Normally we don’t cover fantasy films here on Frock Flicks, largely because the “fantasy” element in costuming goes so far in the opposite direction from history that it is basically impossible to compare the two (i.e. Why we haven’t talked about Game of Thrones in any depth, so stop pestering us about it). However, every so often there is a film that is definitely a fantasy but is grounded in a particular time and place that either is historical or is closely based off of a historical period. One such film is The Princess Bride (1987).
Adapted from William Goldman’s “abridged” novel, The Princess Bride tells the epic love story between the most beautiful woman in the world and her “poor, but perfect” farm boy. The film does a pretty good job of getting the main plot points, but the book… Oh, just read it. If nothing else, it will make the entire dueling scene atop the Cliffs of Insanity between Inigo and Westley make sense. That, alone, is a pretty good reason to read it.
And yes. It is a kissing book.
For those three of you who haven’t seen the film…
It takes place in the country of Florin, which bears more than a passing resemblance to a prototypical 15th-century European country. There are parallels to be drawn between Florin and its rival country across the channel, Guilder, with that of England and France during the period of inter-kingdom conflict known as the Hundred Years’ War, but one shouldn’t get hung up on the details. This is a fairy tale, after all. That said, there are no fairy godmothers (though there is a crotchety Miracle Man that sort of fits that role) and the only magic is True Love, which does, indeed, conquer all — even death. Even the terrifying Fire Swamp and its R.O.U.S. (Rodents of Unusual Size) inhabitants are improbable, but not necessarily unrealistic.
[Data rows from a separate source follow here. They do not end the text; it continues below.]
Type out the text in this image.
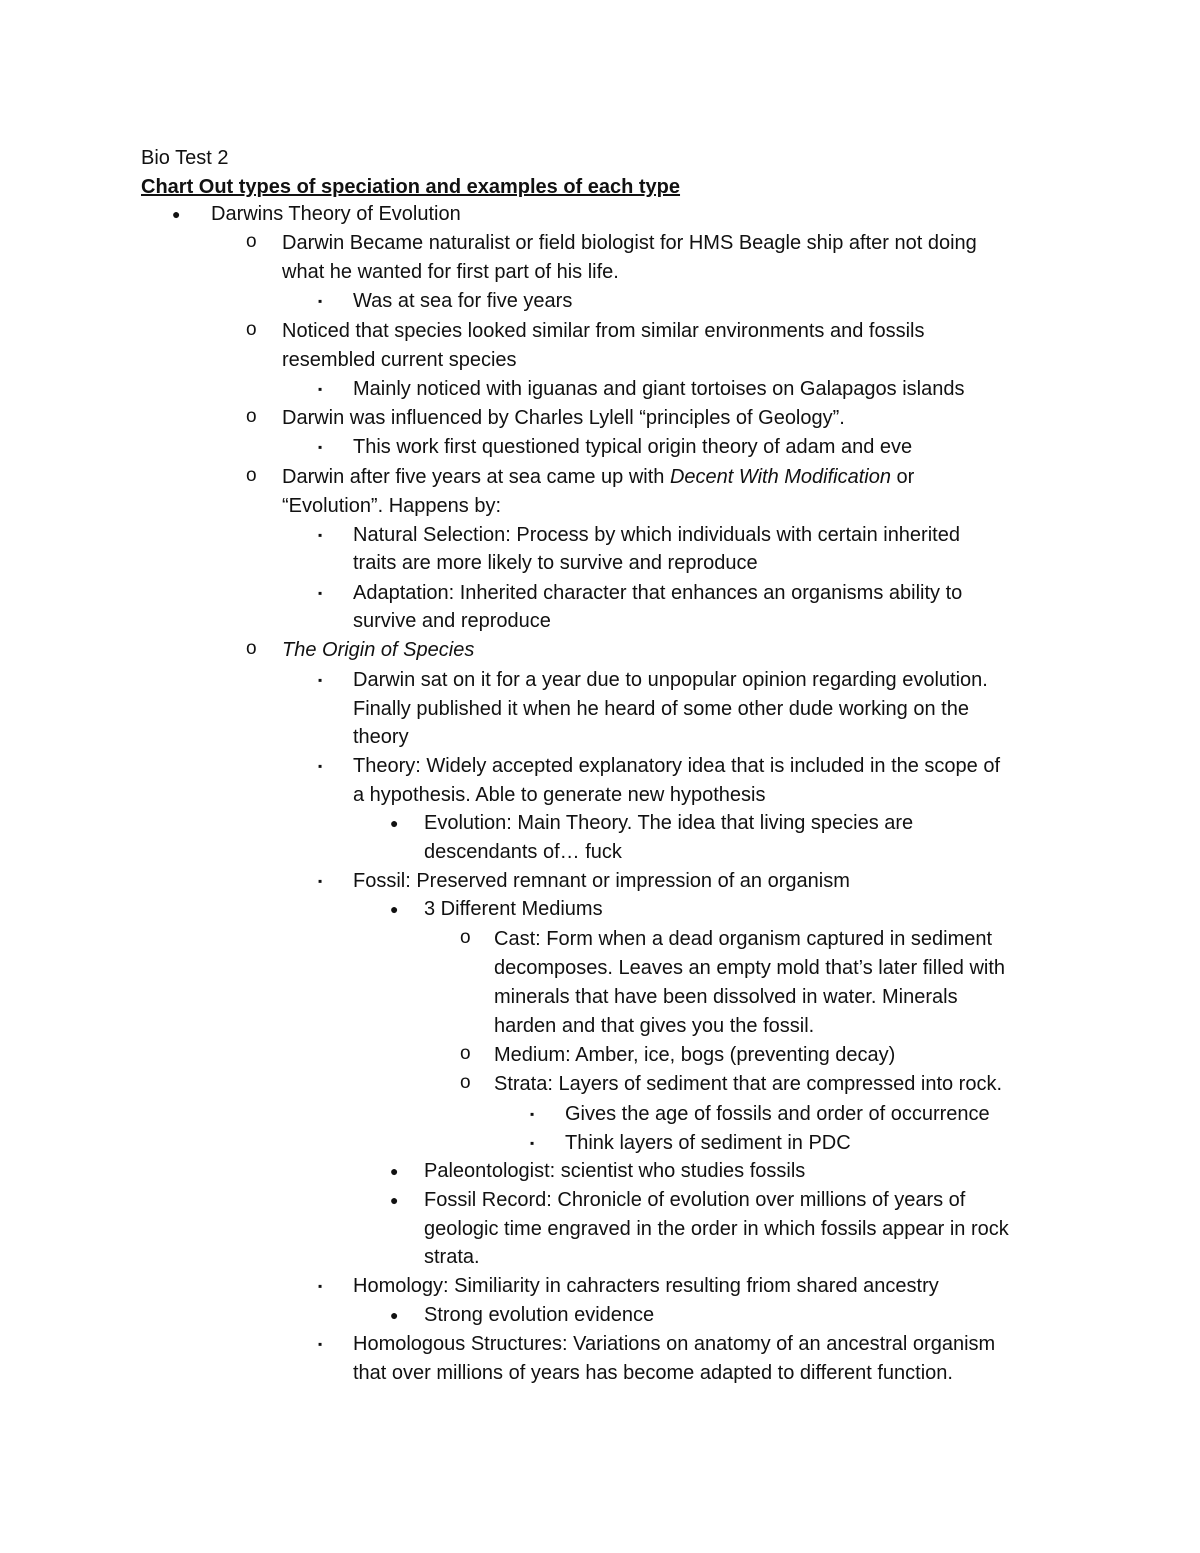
Bio Test 2
Chart Out types of speciation and examples of each type
● Darwins Theory of Evolution
o Darwin Became naturalist or field biologist for HMS Beagle ship after not doing
what he wanted for first part of his life.
▪ Was at sea for five years
o Noticed that species looked similar from similar environments and fossils
resembled current species
▪ Mainly noticed with iguanas and giant tortoises on Galapagos islands
o Darwin was influenced by Charles Lylell “principles of Geology”.
▪ This work first questioned typical origin theory of adam and eve
o Darwin after five years at sea came up with Decent With Modification or
“Evolution”. Happens by:
▪ Natural Selection: Process by which individuals with certain inherited
traits are more likely to survive and reproduce
▪ Adaptation: Inherited character that enhances an organisms ability to
survive and reproduce
o The Origin of Species
▪ Darwin sat on it for a year due to unpopular opinion regarding evolution.
Finally published it when he heard of some other dude working on the
theory
▪ Theory: Widely accepted explanatory idea that is included in the scope of
a hypothesis. Able to generate new hypothesis
● Evolution: Main Theory. The idea that living species are
descendants of… fuck
▪ Fossil: Preserved remnant or impression of an organism
● 3 Different Mediums
o Cast: Form when a dead organism captured in sediment
decomposes. Leaves an empty mold that’s later filled with
minerals that have been dissolved in water. Minerals
harden and that gives you the fossil.
o Medium: Amber, ice, bogs (preventing decay)
o Strata: Layers of sediment that are compressed into rock.
▪ Gives the age of fossils and order of occurrence
▪ Think layers of sediment in PDC
● Paleontologist: scientist who studies fossils
● Fossil Record: Chronicle of evolution over millions of years of
geologic time engraved in the order in which fossils appear in rock
strata.
▪ Homology: Similiarity in cahracters resulting friom shared ancestry
● Strong evolution evidence
▪ Homologous Structures: Variations on anatomy of an ancestral organism
that over millions of years has become adapted to different function.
The evil in The Princess Bride is not cast in black magic, but in all-too-real human desires for power and domination.
Costume designer Phyllis Dalton, whose screen credits include Lawrence of Arabia (1962) , Much Ado About Nothing (1993), and Henry V (1990) among a host of other extremely well-known and beloved historical films, took her cue from this slightly skewed realism and remained fairly faithful to the silhouette of the mid-15th-century fashion popular in France and England.
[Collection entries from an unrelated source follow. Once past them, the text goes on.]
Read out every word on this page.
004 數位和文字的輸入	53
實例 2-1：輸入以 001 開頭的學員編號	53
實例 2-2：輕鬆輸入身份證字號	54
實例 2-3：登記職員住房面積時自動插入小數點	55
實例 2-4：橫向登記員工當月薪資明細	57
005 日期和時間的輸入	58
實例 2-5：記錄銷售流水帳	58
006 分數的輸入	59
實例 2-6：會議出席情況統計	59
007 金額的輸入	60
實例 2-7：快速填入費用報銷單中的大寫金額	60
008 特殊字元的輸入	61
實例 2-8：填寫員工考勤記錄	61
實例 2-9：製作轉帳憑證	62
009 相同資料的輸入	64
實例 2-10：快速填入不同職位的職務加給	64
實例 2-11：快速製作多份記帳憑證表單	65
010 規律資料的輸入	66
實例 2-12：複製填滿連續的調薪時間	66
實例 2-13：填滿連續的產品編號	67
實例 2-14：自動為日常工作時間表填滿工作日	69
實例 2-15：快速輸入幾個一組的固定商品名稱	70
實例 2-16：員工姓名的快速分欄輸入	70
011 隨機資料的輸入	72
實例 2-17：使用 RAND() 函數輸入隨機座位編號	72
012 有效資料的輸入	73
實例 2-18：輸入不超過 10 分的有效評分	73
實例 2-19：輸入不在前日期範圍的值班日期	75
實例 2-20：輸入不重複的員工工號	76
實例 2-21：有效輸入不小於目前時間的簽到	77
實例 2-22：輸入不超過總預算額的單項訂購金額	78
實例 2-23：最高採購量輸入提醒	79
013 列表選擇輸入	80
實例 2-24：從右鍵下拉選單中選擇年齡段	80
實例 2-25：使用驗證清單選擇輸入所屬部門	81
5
The first glimpse we have of the heroine Buttercup (Robin Wright) after she has been plucked from peasant obscurity to become the fiancée of the scheming Prince Humperdinck (a nice, sardonic twist on the rags-to-riches trope), she is in a flowing red houppelande. Her hair is down, but she is wearing a pearled cap (at least until she’s kidnapped and manages to lose it in the fray). We can debate until the cows come home as to how historically accurate having her hair down would be for a woman of her age/station — IIRC, she’s 18 when she goes to Florin City to marry Humperdinck, but allegedly a virgin, so the standard rule of young girls and unmarried young women of upper classes wearing one’s hair down can apply.
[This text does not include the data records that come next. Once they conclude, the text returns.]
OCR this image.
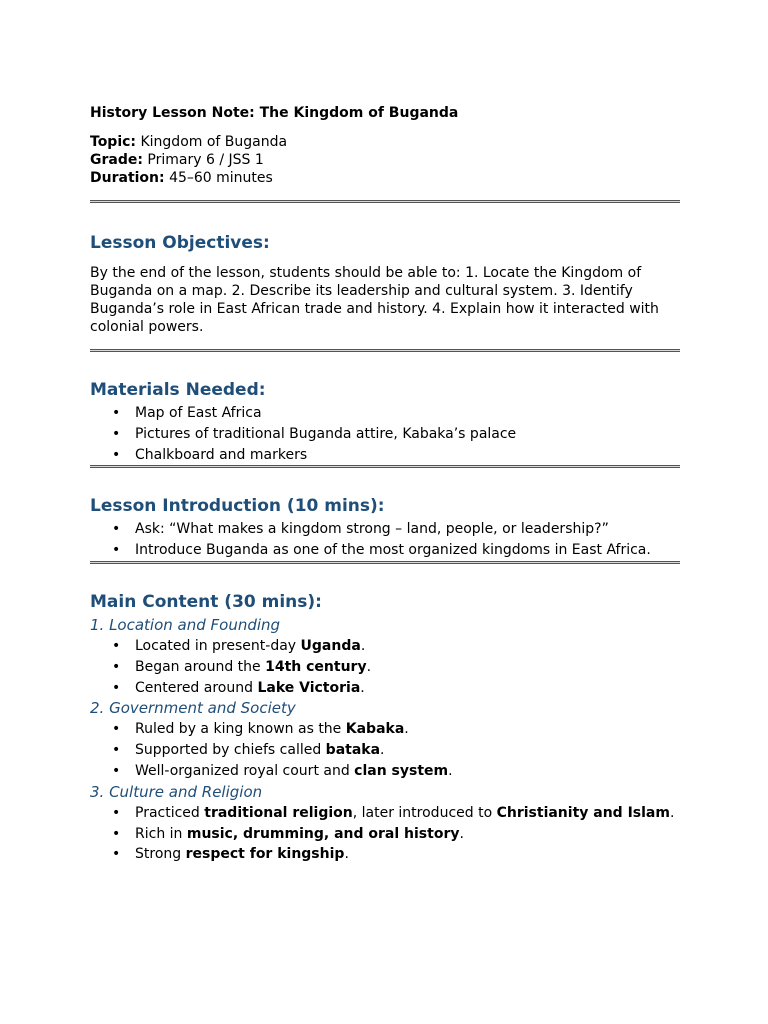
History Lesson Note: The Kingdom of Buganda
Topic: Kingdom of Buganda
Grade: Primary 6 / JSS 1
Duration: 45–60 minutes
Lesson Objectives:

By the end of the lesson, students should be able to: 1. Locate the Kingdom of Buganda on a map. 2. Describe its leadership and cultural system. 3. Identify Buganda’s role in East African trade and history. 4. Explain how it interacted with colonial powers.

Materials Needed:
• Map of East Africa
• Pictures of traditional Buganda attire, Kabaka’s palace
• Chalkboard and markers
Lesson Introduction (10 mins):
• Ask: “What makes a kingdom strong – land, people, or leadership?”
• Introduce Buganda as one of the most organized kingdoms in East Africa.
Main Content (30 mins):
1. Location and Founding
• Located in present-day Uganda.
• Began around the 14th century.
• Centered around Lake Victoria.
2. Government and Society
• Ruled by a king known as the Kabaka.
• Supported by chiefs called bataka.
• Well-organized royal court and clan system.
3. Culture and Religion
• Practiced traditional religion, later introduced to Christianity and Islam.
• Rich in music, drumming, and oral history.
• Strong respect for kingship.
Not to digress, but I’m 99.9% sure that Buttercup’s red houppe was worn by Amy Poehler in the 2013 Parks & Recreation episode “Recall Vote.”
Buttercup wears a few different high-waisted gowns that evoke a more Italianate feeling, such as her wedding gown, but then switches it up in the middle of the film with a fitted kirtle and tippets. The kirtle was a hold-over from the previous century that continued in various permutations right up until the first decades of the 16th century, so it’s plausibly placed within the loosely defined 15th-century-ish period of the film.
So what of the menswear? Setting aside the roguish characters of Inigo Montoya, Fezzick, and Vizzini who all wear pretty generic tunics and trousers with knee high boots, and the all-black pirate ensemble Westley spends most of the film wearing, that leaves us with the two bad guys, Prince Humperdinck (Chris Sarandon) and Count Rugen (played by a disturbingly attractive Christopher Guest).
Like Buttercup’s costumes, both Humperdinck and Rugen’s outfits mostly adhere to the 1430s-1440s. Both wear knee-length houppelandes and knee-high boots. Historically, of course, the boots would only be worn for outdoor activities, but given that they are “men of action,” I’ll let it go this time. Also, both never wear appropriate headgear of any sort (unless it’s Humperdinck’s massive crown), but again, so very few films ever get this detail remotely correct that I’ve stopped giving a damn about it.
All told, the historical reference points are solid and fairly straight-forward, adhering to a definitive location (Western Europe) and time (mid-15th century). There are fantasy embellishments, but they are relatively innocuous and mainly serve to remind us that this is a fairy tale, after all. And honestly, The Princess Bride gets far more right than it gets wrong in terms of costuming, which makes it stand apart from other historical films.
So, kick back with a mutton, lettuce, and tomato sandwich and…
What do you think about the costumes in The Princess Bride?